In January, Kazakh authorities shuttered the Confederation of Independent Trade Unions of Kazakhstan for not registering in accordance with the restrictive 2014 Trade Union law.
In separate trials in April and May, Nurbek Kushakbaev and Amin Eleusinov, confederation members, were sentenced to two-and-a-half years and two years in prison, respectively, on charges widely seen to be politically motivated. Courts also imposed a multi-year ban on trade union activities on both men.
Authorities brought the criminal case against Kharkova on January 9. Kharkova was initially under investigation on criminal charges of “embezzlement” and “fraud,” which carry a maximum sentence of 12 years in prison. The charges stem from allegations by two former confederation members, who claimed Kharkova had taken property and misused trade union funds. But in his concluding arguments, the prosecutor asked the court to revise the charge to “abuse of office.”

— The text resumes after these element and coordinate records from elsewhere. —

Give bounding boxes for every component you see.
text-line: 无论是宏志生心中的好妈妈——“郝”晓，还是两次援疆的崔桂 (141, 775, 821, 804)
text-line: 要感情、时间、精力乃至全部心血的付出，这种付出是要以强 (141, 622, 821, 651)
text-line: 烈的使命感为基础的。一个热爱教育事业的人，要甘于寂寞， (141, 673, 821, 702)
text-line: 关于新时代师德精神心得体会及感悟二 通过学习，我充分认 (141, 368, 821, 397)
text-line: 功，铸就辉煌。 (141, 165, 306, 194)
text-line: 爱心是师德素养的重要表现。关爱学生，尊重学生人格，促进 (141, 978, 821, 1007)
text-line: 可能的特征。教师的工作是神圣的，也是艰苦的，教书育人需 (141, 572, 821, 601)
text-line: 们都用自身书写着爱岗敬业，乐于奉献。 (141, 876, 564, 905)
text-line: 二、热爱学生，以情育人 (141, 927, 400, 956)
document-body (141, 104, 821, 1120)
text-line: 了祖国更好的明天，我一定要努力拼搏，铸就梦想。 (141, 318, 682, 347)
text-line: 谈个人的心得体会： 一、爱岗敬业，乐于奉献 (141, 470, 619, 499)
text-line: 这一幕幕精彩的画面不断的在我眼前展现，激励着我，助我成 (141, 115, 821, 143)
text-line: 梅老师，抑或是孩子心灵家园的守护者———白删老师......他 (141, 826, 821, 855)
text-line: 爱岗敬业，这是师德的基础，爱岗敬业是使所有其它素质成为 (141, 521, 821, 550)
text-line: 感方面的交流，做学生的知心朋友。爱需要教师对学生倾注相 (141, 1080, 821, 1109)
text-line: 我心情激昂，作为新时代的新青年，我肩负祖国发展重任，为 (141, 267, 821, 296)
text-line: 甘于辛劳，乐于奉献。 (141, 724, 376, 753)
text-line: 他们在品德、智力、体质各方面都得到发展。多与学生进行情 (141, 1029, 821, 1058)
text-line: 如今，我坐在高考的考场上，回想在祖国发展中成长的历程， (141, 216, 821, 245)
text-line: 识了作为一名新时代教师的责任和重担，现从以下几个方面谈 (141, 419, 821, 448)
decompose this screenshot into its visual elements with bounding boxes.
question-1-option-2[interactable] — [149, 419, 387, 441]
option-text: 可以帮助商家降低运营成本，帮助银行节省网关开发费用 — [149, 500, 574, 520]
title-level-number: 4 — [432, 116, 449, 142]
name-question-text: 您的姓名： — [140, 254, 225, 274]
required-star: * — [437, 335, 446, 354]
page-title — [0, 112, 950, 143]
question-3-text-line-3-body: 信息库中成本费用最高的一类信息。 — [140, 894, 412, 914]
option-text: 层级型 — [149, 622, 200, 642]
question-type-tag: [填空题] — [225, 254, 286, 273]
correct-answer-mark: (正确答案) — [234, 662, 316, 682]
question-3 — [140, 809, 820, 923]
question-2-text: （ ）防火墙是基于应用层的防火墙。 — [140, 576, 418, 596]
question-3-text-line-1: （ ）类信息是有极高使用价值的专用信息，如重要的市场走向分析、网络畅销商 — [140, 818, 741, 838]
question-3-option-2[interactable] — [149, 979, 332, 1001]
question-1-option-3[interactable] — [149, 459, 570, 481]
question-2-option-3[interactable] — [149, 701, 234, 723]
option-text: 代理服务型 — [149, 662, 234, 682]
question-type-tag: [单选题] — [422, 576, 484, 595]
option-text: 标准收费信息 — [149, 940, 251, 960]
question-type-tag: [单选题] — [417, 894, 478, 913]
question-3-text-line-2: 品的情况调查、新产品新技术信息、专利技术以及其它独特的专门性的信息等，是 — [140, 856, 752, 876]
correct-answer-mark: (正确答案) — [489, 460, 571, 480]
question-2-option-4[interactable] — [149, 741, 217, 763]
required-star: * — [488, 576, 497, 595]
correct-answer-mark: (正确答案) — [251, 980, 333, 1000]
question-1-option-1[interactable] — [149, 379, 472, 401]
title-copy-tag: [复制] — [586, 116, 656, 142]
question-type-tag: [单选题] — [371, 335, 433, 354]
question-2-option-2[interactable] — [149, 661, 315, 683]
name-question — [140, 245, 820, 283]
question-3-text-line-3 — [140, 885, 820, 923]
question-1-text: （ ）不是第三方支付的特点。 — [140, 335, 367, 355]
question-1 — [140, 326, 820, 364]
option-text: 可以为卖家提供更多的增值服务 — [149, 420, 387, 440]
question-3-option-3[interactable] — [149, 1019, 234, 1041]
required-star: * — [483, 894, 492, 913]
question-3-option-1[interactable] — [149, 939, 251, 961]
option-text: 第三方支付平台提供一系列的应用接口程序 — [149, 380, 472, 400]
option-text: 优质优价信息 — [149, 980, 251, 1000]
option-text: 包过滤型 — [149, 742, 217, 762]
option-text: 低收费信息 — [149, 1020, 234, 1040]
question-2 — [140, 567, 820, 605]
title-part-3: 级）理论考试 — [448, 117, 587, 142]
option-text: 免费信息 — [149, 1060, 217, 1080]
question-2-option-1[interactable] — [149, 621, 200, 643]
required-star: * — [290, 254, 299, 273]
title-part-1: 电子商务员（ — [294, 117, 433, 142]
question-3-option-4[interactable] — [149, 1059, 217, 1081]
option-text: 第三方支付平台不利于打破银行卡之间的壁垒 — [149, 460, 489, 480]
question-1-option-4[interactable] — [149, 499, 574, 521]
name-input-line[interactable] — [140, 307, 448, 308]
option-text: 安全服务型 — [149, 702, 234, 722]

Kharkova has denied any wrongdoing. She told Human Rights Watch she will appeal her conviction.
Kharkova’s lawyer, Dina Volkova, told Human Rights Watch that the prosecution did not present any material evidence of financial misconduct. She said it appeared that the “main objective was to bar Kharkova from engaging in trade union activities.”
In her closing statement, Kharkova raised serious concerns about the conduct of the investigation. The investigator questioned her without the presence of a lawyer and without informing her that her testimony could be used as evidence against her. The investigator did not allow Kharkova to see the complaint filed against her until May, and did not permit Kharkova to confront her accuser, a violation of the Kazakh criminal procedural code and of basic standards of due process.
Kharkova also said the investigator had harassed her, summoning her for questioning every day during the six-month investigation, including on weekends and holidays.
International and domestic observers attended Kharkova’s trial, including representatives from the International Trade Union Confederation (ITUC), of which the Kazakhstan confederation is a member; the Center for Social and Labor Rights in Moscow; the Kazakhstan International Bureau for Human Rights and Rule of Law; and the U.S. Consulate General in Almaty.
Kazakhstan’s international partners should voice serious concern at the highest levels about Kharkova’s conviction, Human Rights Watch said. They should also press the Kazakh government to release Kushakbaev and Eleusinov, and to register the confederation.
Kazakhstan’s partners should similarly urge the Kazakh government to act on the ILO Committee on the Application of Standards’ conclusions issued earlier in 2017 and immediately take meaningful steps to improve labor rights protections in Kazakhstan.
“The Kazakh government should end this labor rights crackdown now,” Rittmann said. “The government should lift restrictions on Kharkova, release jailed unionists, and allow the confederation to continue its work protecting the rights of workers in Kazakhstan.”